Sabtu, 13 Oktober 2012

STUDI TENTANG KELUARGA ANAK BERBAKAT DI INDONESIA


Pada tahun 1982 penulis melakukan studi perbandingan di Jakarta antara keluarga anak dengan IQ di atas 130 (kriteria anak berbakat intelektual) dan keluarga anak dengan IQ pada taraf rata – rata. Masing – masing kelompok terdiri atas 50 anak kelas enam sekolah dasar dari 39 SD lima wilayah DKI Jakarta. Kepada orangtua di beri kuesioner untuk memperoleh gambaran mengenai keadaan keluarga anak berbakat intelektual bila dibangdingkan dengan anak yang mempunyai taraf kecerdasan rata – rata (Utami Munandar, 1982).

Hasil studi ini menunjukkan bahwa orangtua anak berbakat mempunyai tingkat pendidikan, jabatan profesional dan penghasilan yang lebih tinggi. Lebih banyak dari mereka yang mempunyai hobi membaca, walaupun secara umum kebiasaan membaca semua orangtua belum tinggi. Taraf aspirasi orangtua anak berbakat sehubungan dengan pendidikan anak lebih tinggi. Jumlah anak dalam keluarga lebih kecil dan persentase anak berbakat yang termasuk anak sulung lebih tinggi. Gambaran keluarga anak berbakat ini menunjukkan kecenderungan yang sama sebagaimana dikemukakan para ahli berdasarkan penelitian di luar negeri.

Sehubungan dengan ciri – ciri anak yang menurut orangtua perlu dikembangkan dalam penelitian ini nyata bahwa orangtua berbakat lebih mementingkan ciri “kekuatan” dan “inisiatif” dibandingkan orangtua kelompok anak dengan kecerdasan rata – rata. Inisiatif memang merupakan ciri anak berbakat, seperti dikutip oleh Martinson (1974 : 5): “…a self – iniatiated student, usually needing little help in knowing what to do; stars on his own; pursues individual interests and seeks own direction.”

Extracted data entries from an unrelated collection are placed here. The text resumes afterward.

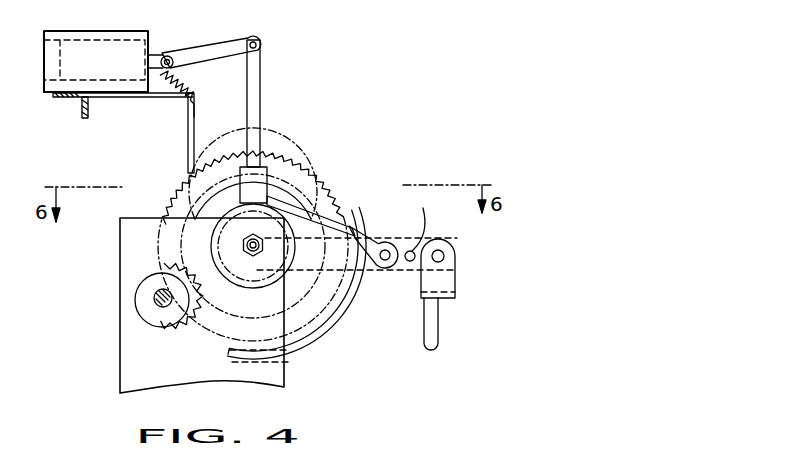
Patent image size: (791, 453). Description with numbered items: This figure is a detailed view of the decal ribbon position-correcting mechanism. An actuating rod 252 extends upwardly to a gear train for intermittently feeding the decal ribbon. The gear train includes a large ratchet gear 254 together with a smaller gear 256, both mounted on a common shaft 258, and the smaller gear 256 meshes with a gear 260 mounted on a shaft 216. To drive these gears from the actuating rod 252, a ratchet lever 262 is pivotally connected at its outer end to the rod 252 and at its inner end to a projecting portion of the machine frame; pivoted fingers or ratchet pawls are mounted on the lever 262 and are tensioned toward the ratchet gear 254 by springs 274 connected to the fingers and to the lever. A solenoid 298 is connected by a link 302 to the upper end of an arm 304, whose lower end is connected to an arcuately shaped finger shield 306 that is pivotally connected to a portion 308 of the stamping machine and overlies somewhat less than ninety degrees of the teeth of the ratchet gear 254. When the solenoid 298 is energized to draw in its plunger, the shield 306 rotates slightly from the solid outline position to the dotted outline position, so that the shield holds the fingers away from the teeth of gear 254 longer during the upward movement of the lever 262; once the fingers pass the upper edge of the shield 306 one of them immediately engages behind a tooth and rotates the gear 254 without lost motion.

The solenoid 298 is at (110, 37).
The link 302 is at (213, 53).
The arm 304 is at (258, 132).
The large ratchet gear 254 is at (178, 192).
The smaller gear 256 is at (185, 257).
The common shaft 258 is at (256, 268).
The gear 260 is at (133, 302).
The shaft 216 is at (155, 303).
The finger shield 306 is at (322, 342).
The portion of the stamping machine 308 is at (198, 368).
The springs 274 is at (378, 216).
The ratchet lever 262 is at (408, 266).
The actuating rod 252 is at (435, 333).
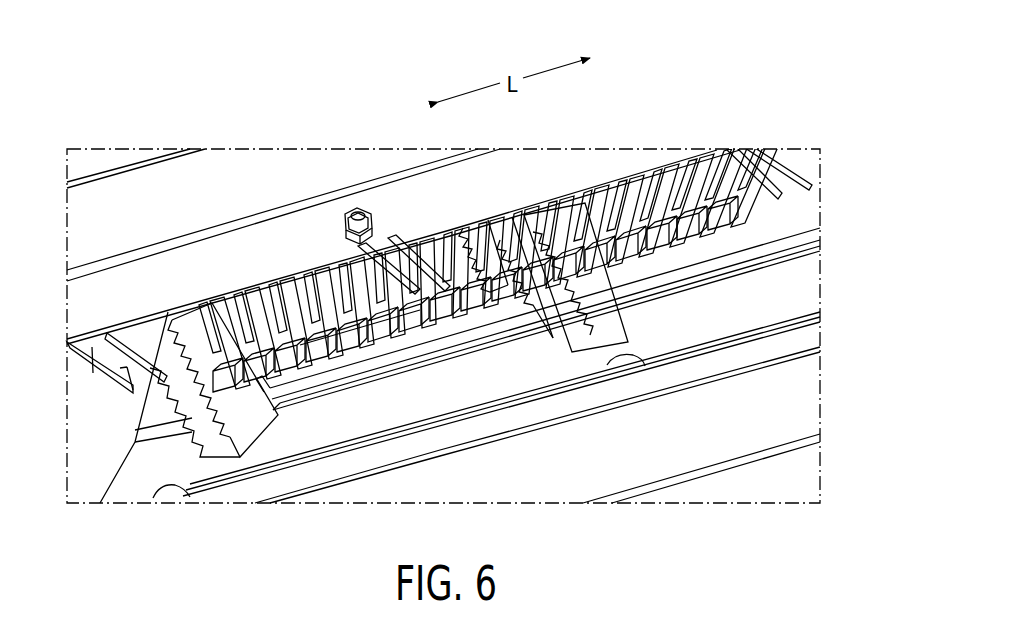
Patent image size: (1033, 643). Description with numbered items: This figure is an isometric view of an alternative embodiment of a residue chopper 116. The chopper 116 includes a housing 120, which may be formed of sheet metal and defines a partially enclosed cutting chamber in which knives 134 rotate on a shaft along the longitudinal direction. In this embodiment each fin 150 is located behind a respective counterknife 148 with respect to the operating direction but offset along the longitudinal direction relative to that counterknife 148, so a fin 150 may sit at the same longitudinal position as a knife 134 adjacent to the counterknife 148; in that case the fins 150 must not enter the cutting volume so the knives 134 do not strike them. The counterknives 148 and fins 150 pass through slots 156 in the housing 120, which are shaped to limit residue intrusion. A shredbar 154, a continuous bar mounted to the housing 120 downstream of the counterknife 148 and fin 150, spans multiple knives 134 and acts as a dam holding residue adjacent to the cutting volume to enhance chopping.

The chopper 116 is at (798, 120).
The housing 120 is at (226, 172).
The knife 134 is at (148, 330).
The counterknife 148 is at (343, 270).
The fin 150 is at (357, 337).
The shredbar 154 is at (330, 472).
The slot 156 is at (667, 167).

Dibandingkan orang tua anak berbakat, orangtua anak dengan IQ rata – rata lebih mementingkan ciri “kepatuhan” pada anak. Anak berbakat tidak banyak dituntut orangtua untuk mengerjakan tugas – tugas di rumah dibandingkan dengan anak dengan IQ rata – rata, sehingga mereka lebih banyak waktu untuk melakukan hal – hal yang mereka senangi.

Orangtua dari dua kelompok anak sama dalam memberikan prioritas kepada ciri “kerajinan” dan “kebebasan”. Hal ini sebetulnya tidak diharapkan dari semua orangtua, terlebih dari orangtua anak berbakat, karena ke dua ciri tersebut merupakan ciri pribadi kreatif dan juga ciri anak berbakat.

Penelitian di luar negeri mengenai keluarga anak kreatif dan berbakat menunjukkan bahwa anak – anak tersebut “come from family backgrounds characterized by lack of overdependence of children on parent and stress of conformity by parent” (Martinson, 1974 : 22).

Seagoe (dikutip Utami Munandar, 1982 : 117) menyebut sebagai karakteristik anak berbakat: “independence in work and study; preference for individualized work; self – reliance; need for freedom of movement and action.”

Mayoritas orangtua dari kedua kelompok anak dalam mendidik anak tidak terlalu menekankan pada peraturan yang ketat, juga tidak terlalu memberi kebebasan, tetapi menentukan peraturan dengan mempertimbangkan keadaan dan kebutuhan anak, dengan kata lain, tidak ekstrim otoriter, tetapi juga tidak terlalu “laissezfaire” (cenderung membiarkan saja).

Demikianlah sebagian hasil studi perbandingan keluarga anak berbakat intelektual dengan keluarga anak dengan tingkat kecerdasan rata – rata di Jakarta (Utami Munandar, 1982). Implikasinya bagi dunia pengasuhan dan pendidikan anak sehubungan dengan ciri – ciri yang diharapkan dalam era pembangunan dan globalisasi ini dapat ditafsirkan sebagai berikut: menghadapi masa depan yang penuh dengan tantangan, ciri – ciri prakarsa, dapat mengarahkan diri sendiri, kemandirian dalam belajar dan bekerja, dan kebebasan dalam mengungkapkan pikiran dan dalam tindakan, amat penting dan perlu dipupuk sejak usia dini dalam keluarga.




Sumber: Kreativitas & Keberbakatan, Strategi Mewujudkan Potensi Kreatif & Bakat. Prof Dr. S.C. Utami Munandar. (Hal 121 -122).